アメリカのオバマ大統領は、日本時間の13日午前11時すぎから、任期最後の施政方針を示す一般教書演説を行い、深刻な不況を克服したことなど、過去7年間の成果を強調するとともに、過激派組織IS=イスラミックステートなどによるテロへの対策に全力を尽くす決意を示しました。

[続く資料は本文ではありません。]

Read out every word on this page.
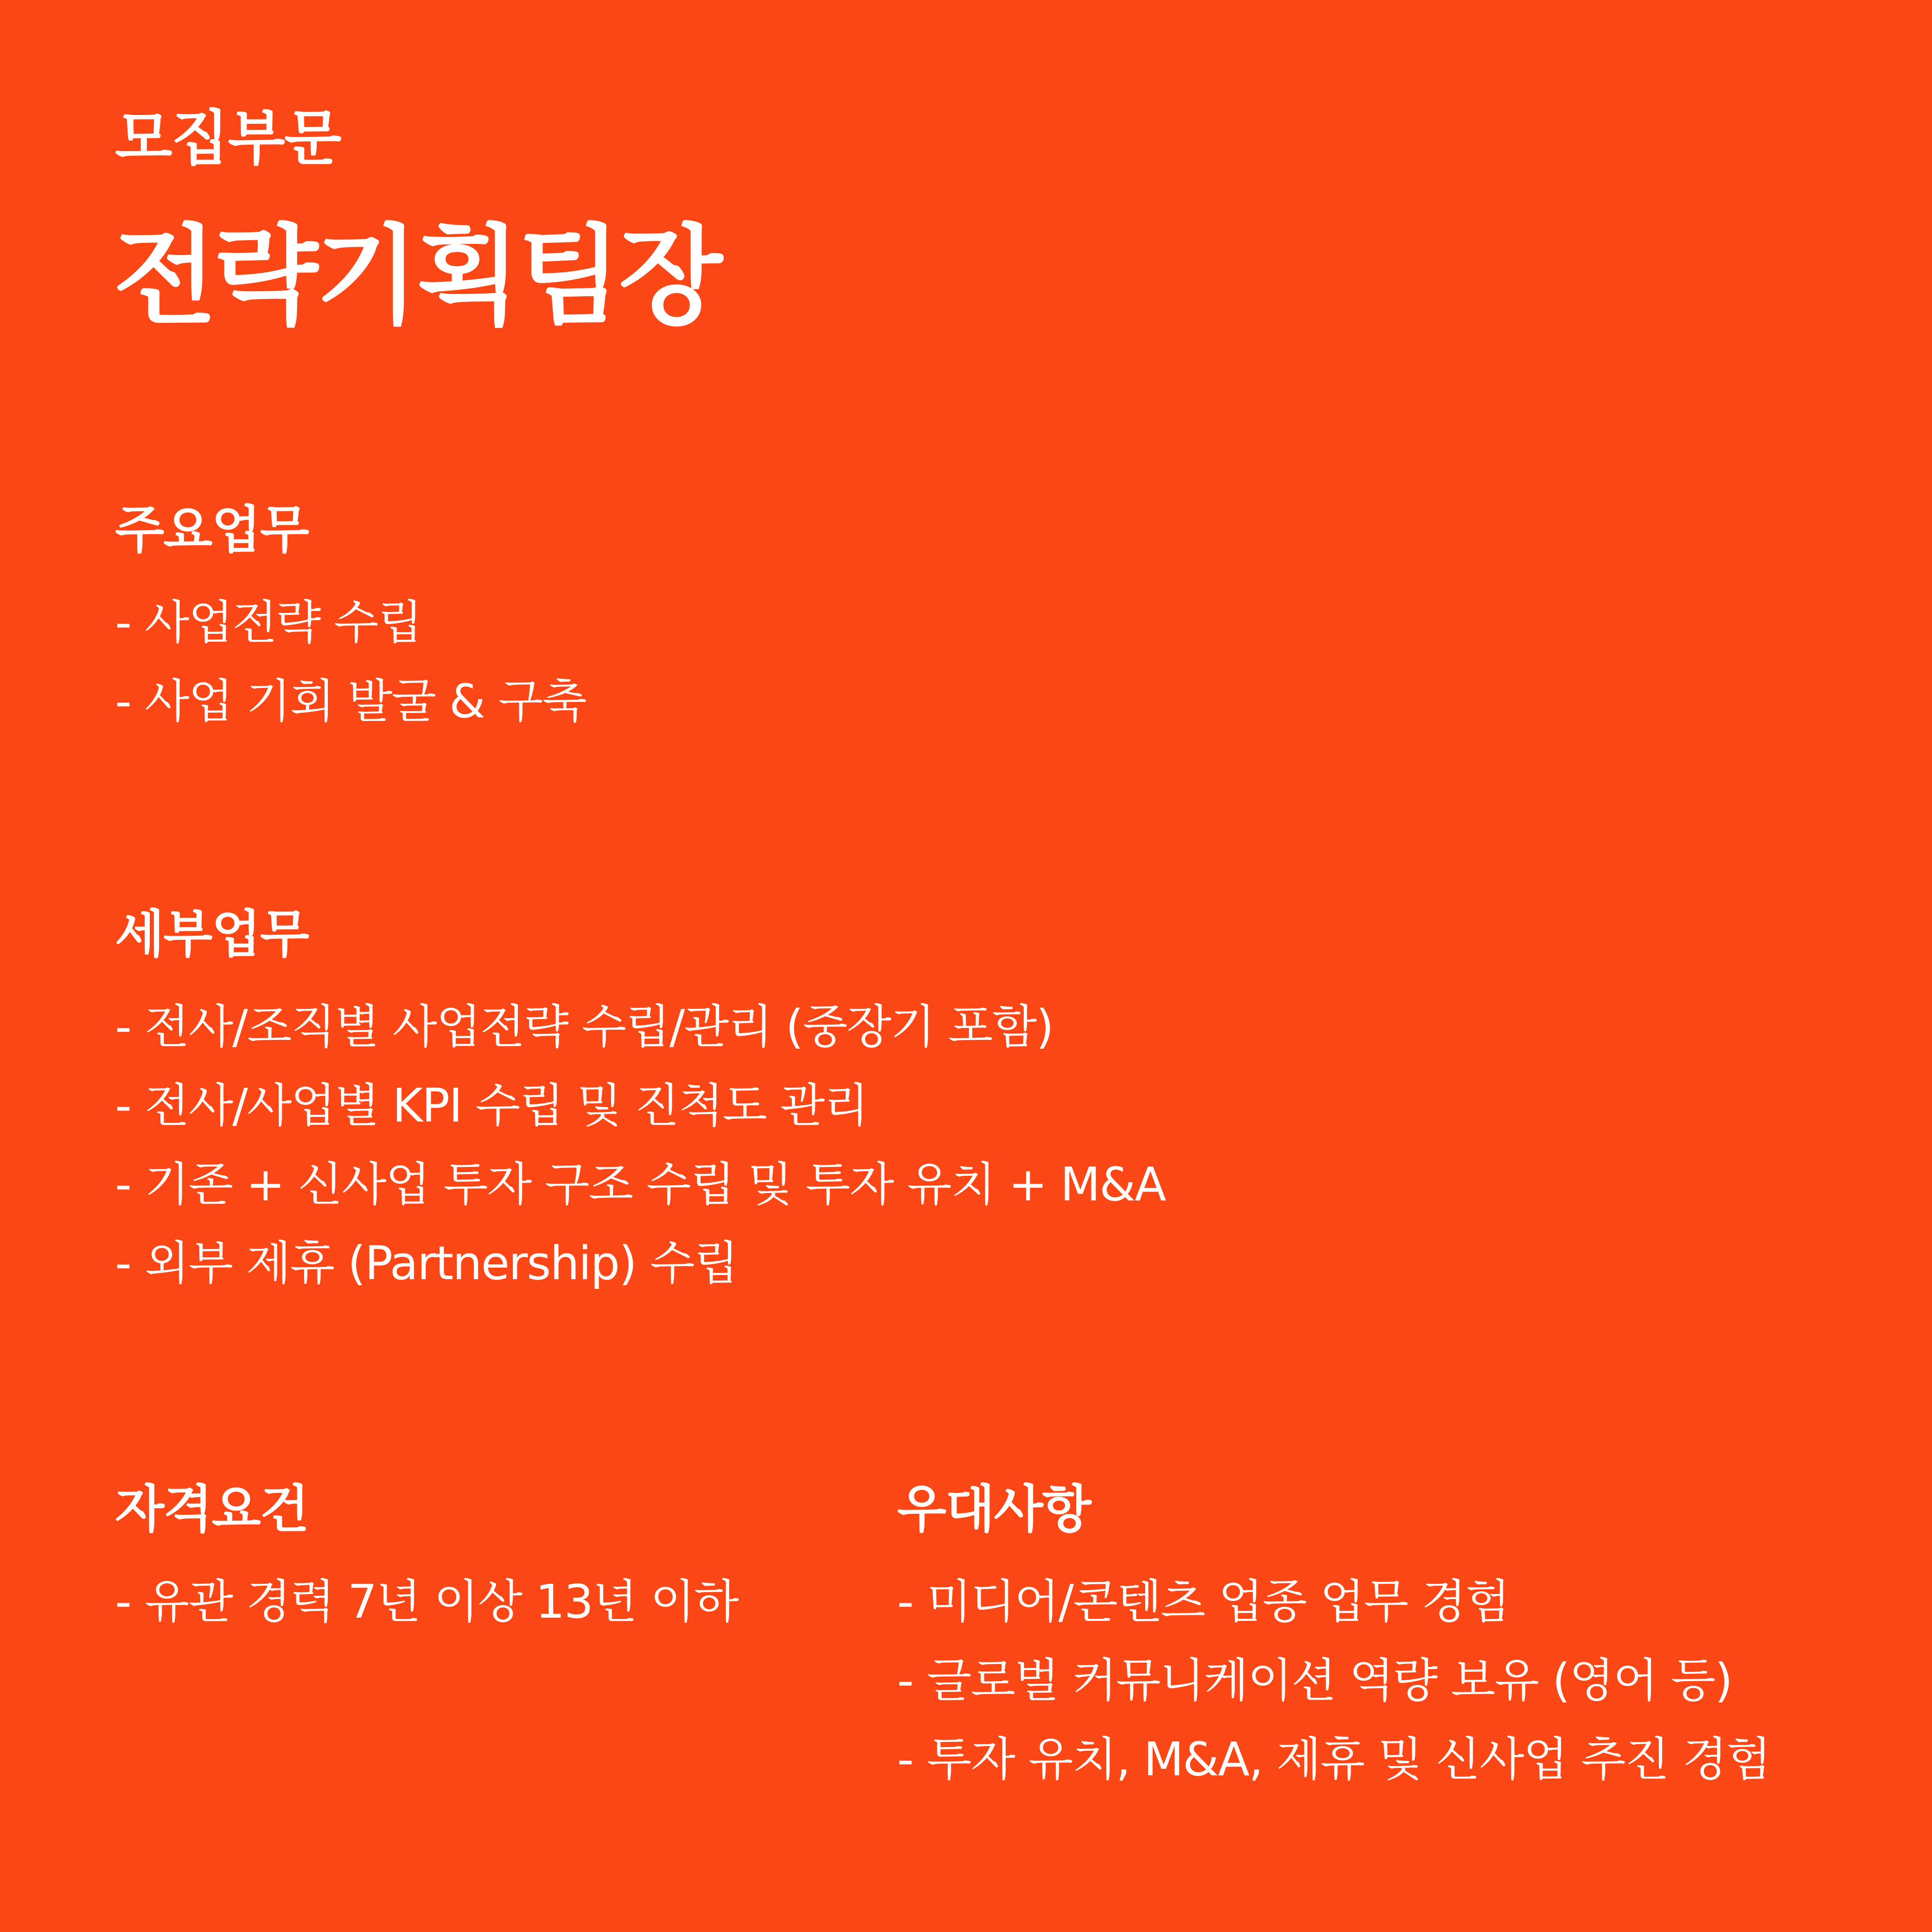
모집부문
전략기획팀장
주요업무
- 사업전략 수립
- 사업 기회 발굴 & 구축
세부업무
- 전사/조직별 사업전략 수립/관리 (중장기 포함)
- 전사/사업별 KPI 수립 및 진척도 관리
- 기존 + 신사업 투자 구조 수립 및 투자 유치 + M&A
- 외부 제휴 (Partnership) 수립
자격요건
- 유관 경력 7년 이상 13년 이하
우대사항
- 미디어/콘텐츠 업종 업무 경험
- 글로벌 커뮤니케이션 역량 보유 (영어 등)
- 투자 유치, M&A, 제휴 및 신사업 추진 경험
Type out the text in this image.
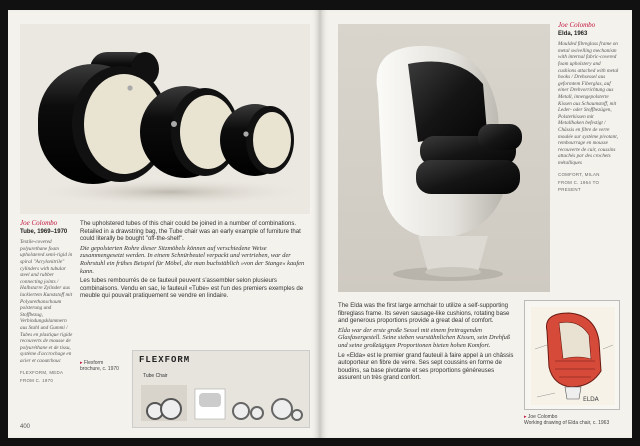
Joe Colombo
Tube, 1969–1970
Textile-covered polyurethane foam upholstered semi-rigid in spiral "Acrylonitrile" cylinders with tubular steel and rubber connecting joints / Halbstarre Zylinder aus lackiertem Kunststoff mit Polyurethanschaum polsterung und Stoffbezug, Verbindungsklammern aus Stahl und Gummi / Tubes en plastique rigide recouverts de mousse de polyuréthane et de tissu, système d'accrochage en acier et caoutchouc
FLEXFORM, MEDA
FROM C. 1970

The upholstered tubes of this chair could be joined in a number of combinations. Retailed in a drawstring bag, the Tube chair was an early example of furniture that could literally be bought "off-the-shelf".

Die gepolsterten Rohre dieser Sitzmöbels können auf verschiedene Weise zusammengesetzt werden. In einem Schnürbeutel verpackt und vertrieben, war der Rohrstuhl ein frühes Beispiel für Möbel, die man buchstäblich »von der Stange« kaufen kann.

Les tubes rembourrés de ce fauteuil peuvent s'assembler selon plusieurs combinaisons. Vendu en sac, le fauteuil «Tube» est l'un des premiers exemples de meuble qui pouvait pratiquement se vendre en lindaire.

▸ Flexform
brochure, c. 1970
FLEXFORM
Tube Chair
400
Joe Colombo
Elda, 1963
Moulded fibreglass frame on metal swivelling mechanism with internal fabric-covered foam upholstery and cushions attached with metal hooks / Drehsessel aus geformtem Fiberglas, auf einer Drehvorrichtung aus Metall, innengepolsterte Kissen aus Schaumstoff, mit Leder- oder Stoffbezügen, Polsterkissen mit Metallhaken befestigt / Châssis en fibre de verre moulée sur système pivotant, rembourrage en mousse recouverte de cuir, coussins attachés par des crochets métalliques
COMFORT, MILAN
FROM C. 1964 TO PRESENT

The Elda was the first large armchair to utilize a self-supporting fibreglass frame. Its seven sausage-like cushions, rotating base and generous proportions provide a great deal of comfort.

Elda war der erste große Sessel mit einem freitragenden Glasfasergestell. Seine sieben wurstähnlichen Kissen, sein Drehfuß und seine großzügigen Proportionen bieten hohen Komfort.

Le «Elda» est le premier grand fauteuil à faire appel à un châssis autoporteur en fibre de verre. Ses sept coussins en forme de boudins, sa base pivotante et ses proportions généreuses assurent un très grand confort.

ELDA
▸ Joe Colombo
Working drawing of Elda chair, c. 1963
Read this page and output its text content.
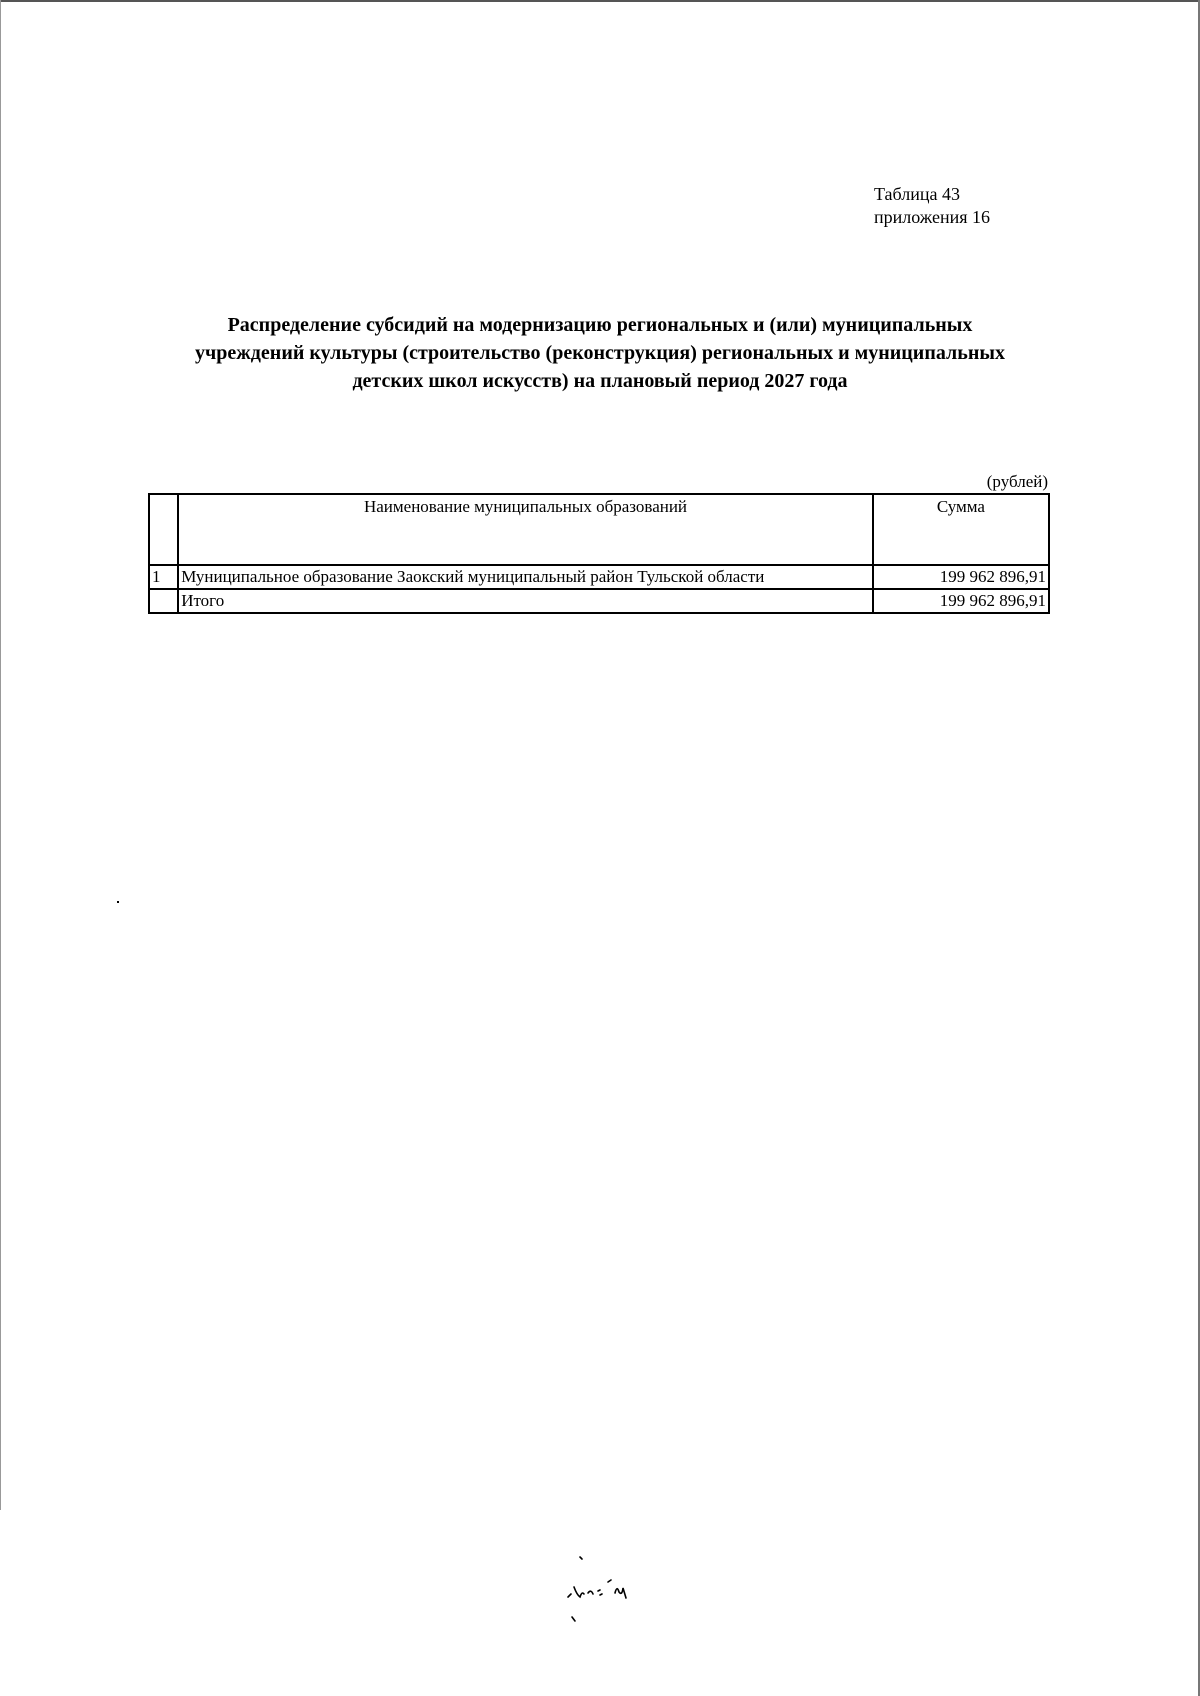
Таблица 43
приложения 16
Распределение субсидий на модернизацию региональных и (или) муниципальных
учреждений культуры (строительство (реконструкция) региональных и муниципальных
детских школ искусств) на плановый период 2027 года
(рублей)
	Наименование муниципальных образований	Сумма
1	Муниципальное образование Заокский муниципальный район Тульской области	199 962 896,91
	Итого	199 962 896,91
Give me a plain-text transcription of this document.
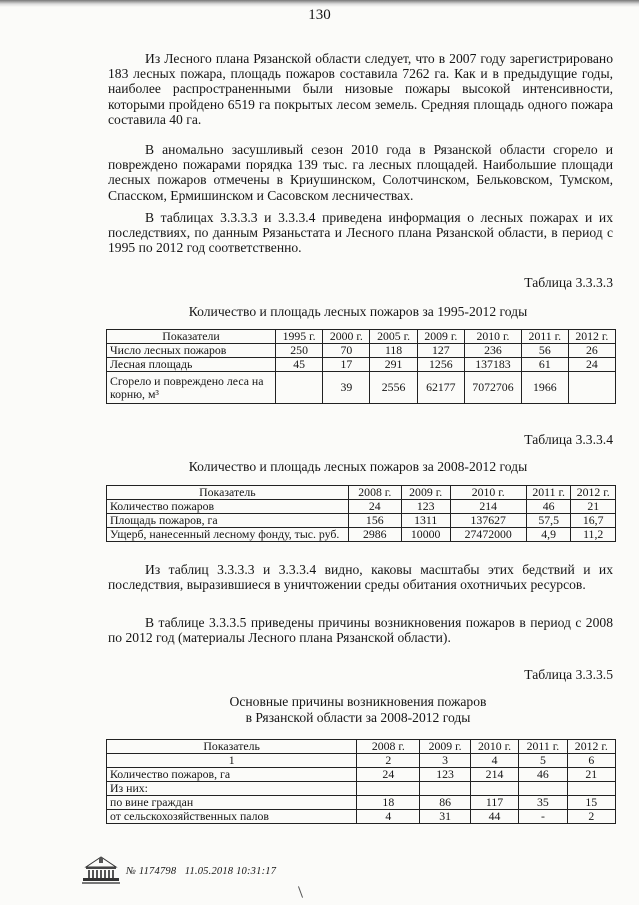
130

Из Лесного плана Рязанской области следует, что в 2007 году зарегистрировано 183 лесных пожара, площадь пожаров составила 7262 га. Как и в предыдущие годы, наиболее распространенными были низовые пожары высокой интенсивности, которыми пройдено 6519 га покрытых лесом земель. Средняя площадь одного пожара составила 40 га.

В аномально засушливый сезон 2010 года в Рязанской области сгорело и повреждено пожарами порядка 139 тыс. га лесных площадей. Наибольшие площади лесных пожаров отмечены в Криушинском, Солотчинском, Бельковском, Тумском, Спасском, Ермишинском и Сасовском лесничествах.

В таблицах 3.3.3.3 и 3.3.3.4 приведена информация о лесных пожарах и их последствиях, по данным Рязаньстата и Лесного плана Рязанской области, в период с 1995 по 2012 год соответственно.

Таблица 3.3.3.3
Количество и площадь лесных пожаров за 1995-2012 годы
Показатели	1995 г.	2000 г.	2005 г.	2009 г.	2010 г.	2011 г.	2012 г.
Число лесных пожаров	250	70	118	127	236	56	26
Лесная площадь	45	17	291	1256	137183	61	24
Сгорело и повреждено леса на корню, м³		39	2556	62177	7072706	1966	
Таблица 3.3.3.4
Количество и площадь лесных пожаров за 2008-2012 годы
Показатель	2008 г.	2009 г.	2010 г.	2011 г.	2012 г.
Количество пожаров	24	123	214	46	21
Площадь пожаров, га	156	1311	137627	57,5	16,7
Ущерб, нанесенный лесному фонду, тыс. руб.	2986	10000	27472000	4,9	11,2

Из таблиц 3.3.3.3 и 3.3.3.4 видно, каковы масштабы этих бедствий и их последствия, выразившиеся в уничтожении среды обитания охотничьих ресурсов.

В таблице 3.3.3.5 приведены причины возникновения пожаров в период с 2008 по 2012 год (материалы Лесного плана Рязанской области).

Таблица 3.3.3.5
Основные причины возникновения пожаров
в Рязанской области за 2008-2012 годы
Показатель	2008 г.	2009 г.	2010 г.	2011 г.	2012 г.
1	2	3	4	5	6
Количество пожаров, га	24	123	214	46	21
Из них:					
по вине граждан	18	86	117	35	15
от сельскохозяйственных палов	4	31	44	-	2
№ 1174798 11.05.2018 10:31:17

一般教書演説は、大統領が今後1年間のアメリカの内政・外交の施政方針を示すもので、任期があと1年となったオバマ大統領にとって最後となります。オバマ大統領は12日夜(日本時間の13日午前11時すぎ)、アメリカ議会の本会議場で上下両院の議員などを前に一般教書演説を行いました。

この中で、オバマ大統領は、まず「この7年間の進展を可能にしたのはわれわれの勇気だ。それによって、深刻な不況を克服した」と述べました。そして、雇用の改善や医療保険制度改革、それに地球温暖化対策を巡る国際的な合意など、大統領就任以降の成果を強調しました。

また、「第1の優先課題は、アメリカの国民を守り、テロリストのネットワークを追い詰めることだ。アルカイダとISはわれわれの直接の脅威だ」と述べ、先月、カリフォルニア州でテロ事件が発生し国民の間にテロへの不安が広がるなか、対策に全力を尽くす考えを強調しました。

さらに、アジア重視政策を掲げるオバマ大統領は、去年10月に大筋合意したTPP=環太平洋パートナーシップ協定の発効に向けて、議会に対し早期に合意内容を承認するよう求めましたが、北朝鮮による核実験や中国の海洋進出の問題については言及しませんでした。